Женевьева радостно подняла на него глаза, но его новые слова заставили ее потупить взор.

– Только Медичесы не та семья, в которой я бы хотел видеть свою дочь. Ну, конечно, я не перестану тебя любить. Но! Наши отношения уже никогда не будут такими, как прежде! – как Мединосу не было плохо, он остался доволен такой своей формулировкой.

– Папочка! Папочка, – умоляюще посмотрела на него Женни, – что, ни при каких условиях?

– Ну разве что эти воры вернут нам с извинениями кинжал! – Мединос ехидно хихикнул. – Тогда я сам отдам твою руку их сыну.

«Значит, никогда, – прекрасно поняла его Женевьева. – Ничего, завтра придет Бартоломью, он что-нибудь придумает. Он найдет нужные слова. Какая жалость, что мама не приехала вместе с папой, она бы за меня вступилась».

 

Утром Барт не зашел. Не появился он и днем. Мединос ничего не говорил дочери, но взгляды бросал красноречивые, мол, чего ожидать от воров, как не трусости. Маленький дедушка путался в словах, заговаривал то о кинжале, то о вчерашнем визите доктора, называя его именем своего предыдущего врача. Спросил что-то о Джеке Смите. Отец вспомнил, что есть еще и такой молодой человек, не на одном Медичесе свет клином сошелся.

– Кто это Джек Смит? – спросил он весело.

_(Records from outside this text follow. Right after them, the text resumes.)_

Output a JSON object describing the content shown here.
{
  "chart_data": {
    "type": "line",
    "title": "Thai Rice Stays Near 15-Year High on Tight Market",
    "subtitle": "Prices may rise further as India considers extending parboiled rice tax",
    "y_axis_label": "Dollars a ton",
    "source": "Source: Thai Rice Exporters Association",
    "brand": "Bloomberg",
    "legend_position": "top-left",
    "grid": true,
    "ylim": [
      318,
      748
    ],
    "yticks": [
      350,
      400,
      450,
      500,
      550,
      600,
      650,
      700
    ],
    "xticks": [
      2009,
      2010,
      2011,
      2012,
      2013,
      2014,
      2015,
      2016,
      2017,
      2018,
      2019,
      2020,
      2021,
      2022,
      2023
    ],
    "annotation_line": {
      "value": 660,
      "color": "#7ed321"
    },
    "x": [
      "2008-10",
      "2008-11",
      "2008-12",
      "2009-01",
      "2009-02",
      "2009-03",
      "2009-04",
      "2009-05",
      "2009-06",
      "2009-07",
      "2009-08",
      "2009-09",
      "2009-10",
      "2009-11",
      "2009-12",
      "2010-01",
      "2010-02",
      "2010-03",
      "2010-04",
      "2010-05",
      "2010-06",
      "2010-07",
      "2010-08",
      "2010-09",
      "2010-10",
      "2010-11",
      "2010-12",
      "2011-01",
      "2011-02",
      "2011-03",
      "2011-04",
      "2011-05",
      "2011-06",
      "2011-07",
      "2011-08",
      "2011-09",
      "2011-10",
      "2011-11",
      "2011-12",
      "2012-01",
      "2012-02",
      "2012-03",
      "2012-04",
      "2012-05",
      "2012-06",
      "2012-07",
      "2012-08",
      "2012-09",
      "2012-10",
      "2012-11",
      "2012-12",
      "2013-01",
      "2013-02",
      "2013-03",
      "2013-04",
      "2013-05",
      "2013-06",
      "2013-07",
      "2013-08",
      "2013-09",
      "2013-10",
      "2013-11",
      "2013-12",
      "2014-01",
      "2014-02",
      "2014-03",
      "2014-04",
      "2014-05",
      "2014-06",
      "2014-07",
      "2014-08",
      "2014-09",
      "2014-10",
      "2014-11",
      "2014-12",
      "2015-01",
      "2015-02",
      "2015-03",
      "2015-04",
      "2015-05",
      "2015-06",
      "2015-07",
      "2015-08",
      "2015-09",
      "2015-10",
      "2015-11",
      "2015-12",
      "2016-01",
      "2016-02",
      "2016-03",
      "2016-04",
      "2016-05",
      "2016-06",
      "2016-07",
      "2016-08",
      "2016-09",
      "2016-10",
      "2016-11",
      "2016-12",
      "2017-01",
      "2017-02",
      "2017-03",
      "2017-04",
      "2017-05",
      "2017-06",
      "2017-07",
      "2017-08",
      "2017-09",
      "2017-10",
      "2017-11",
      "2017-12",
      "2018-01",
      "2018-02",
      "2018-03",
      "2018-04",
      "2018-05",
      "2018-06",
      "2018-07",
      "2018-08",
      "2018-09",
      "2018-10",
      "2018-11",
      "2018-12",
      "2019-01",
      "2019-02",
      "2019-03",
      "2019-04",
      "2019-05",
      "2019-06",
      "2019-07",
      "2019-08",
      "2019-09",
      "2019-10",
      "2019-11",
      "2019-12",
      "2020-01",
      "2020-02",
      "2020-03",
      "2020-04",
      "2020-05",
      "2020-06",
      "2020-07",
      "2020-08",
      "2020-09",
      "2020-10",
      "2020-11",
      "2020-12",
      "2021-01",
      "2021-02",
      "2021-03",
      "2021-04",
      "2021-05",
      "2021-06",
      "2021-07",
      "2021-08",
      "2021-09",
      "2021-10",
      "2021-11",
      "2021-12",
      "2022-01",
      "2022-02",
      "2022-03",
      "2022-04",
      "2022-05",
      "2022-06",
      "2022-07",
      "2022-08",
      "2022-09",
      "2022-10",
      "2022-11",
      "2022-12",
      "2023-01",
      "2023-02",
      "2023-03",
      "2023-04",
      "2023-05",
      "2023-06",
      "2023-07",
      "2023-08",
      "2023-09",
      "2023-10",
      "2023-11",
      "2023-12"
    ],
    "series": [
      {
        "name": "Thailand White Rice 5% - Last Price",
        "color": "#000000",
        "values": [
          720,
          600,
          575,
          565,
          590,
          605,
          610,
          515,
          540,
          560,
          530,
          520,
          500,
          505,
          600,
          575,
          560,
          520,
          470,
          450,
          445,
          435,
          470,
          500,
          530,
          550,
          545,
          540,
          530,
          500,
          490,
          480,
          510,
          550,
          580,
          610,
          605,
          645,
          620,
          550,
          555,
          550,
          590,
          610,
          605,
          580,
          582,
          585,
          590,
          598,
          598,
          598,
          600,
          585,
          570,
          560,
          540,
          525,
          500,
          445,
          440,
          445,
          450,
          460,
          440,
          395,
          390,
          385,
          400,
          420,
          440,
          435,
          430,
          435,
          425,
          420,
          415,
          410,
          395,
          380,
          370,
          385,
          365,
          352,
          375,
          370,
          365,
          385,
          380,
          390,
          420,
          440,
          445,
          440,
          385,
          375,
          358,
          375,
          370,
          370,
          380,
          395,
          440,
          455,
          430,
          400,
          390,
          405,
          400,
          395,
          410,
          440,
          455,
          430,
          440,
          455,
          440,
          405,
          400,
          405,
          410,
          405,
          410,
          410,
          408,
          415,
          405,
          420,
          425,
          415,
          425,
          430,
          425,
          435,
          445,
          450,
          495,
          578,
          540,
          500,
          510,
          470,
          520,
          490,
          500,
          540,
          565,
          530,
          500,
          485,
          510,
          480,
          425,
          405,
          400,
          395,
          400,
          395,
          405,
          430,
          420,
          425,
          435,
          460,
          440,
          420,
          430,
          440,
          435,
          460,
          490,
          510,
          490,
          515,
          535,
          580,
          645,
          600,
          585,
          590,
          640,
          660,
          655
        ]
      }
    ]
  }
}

Женевьева смущенно наклонила голову, и отец догадался, кто это. Надо вышибать из дочери эту романтическую дурь!

– Лучше бы родному отцу помогла, – сказал он на прощание, – вон я разыскиваю одну уникальную книгу для знакомого коллекционера, мне предстоит интересная поездка и нужен компаньон.

– Я бы с радостью, но как же Маленькие? – упрямо посмотрела ему в глаза Женевьева.

Отец нахмурился.

– Кстати, о Маленьких. Чтобы духу здесь этого «Джека Смита» не было! Как хочешь, но дедушку побереги. Не надо ему лишних волнений.

И он уехал, не обняв ее на прощание, не потрепав по голове, не сказав их собственных заветных словечек. Женни сидела и горько плакала.

 

Барт возвращался домой под гневное фырканье отца и глубокие вздохи матери. Слов, однако, сказано не было. Барт тоже молчал. Пусть родители начинают первыми, а он сориентируется по ходу дела.

– Бартоломью, мне нужно серьезно с тобой поговорить. Немедленно! – едва войдя в двери, отчеканил отец и прошагал к себе.

Барт повел носом и оглянулся. Ну так и есть, мама капает себе лекарство. Барт скорчил гримасу досады в ответ на испуганно-вопросительный взгляд Рафаэля и отправился к отцу.

Раф отложил свою книжку и поехал следом. В коридоре его догнала мама. Они нерешительно посмотрели друг на друга.

– Несмываемый позор! – донеслось из комнаты.

Мама нахмурилась, распахнула дверь и посторонилась, пропуская Рафаэля вперед.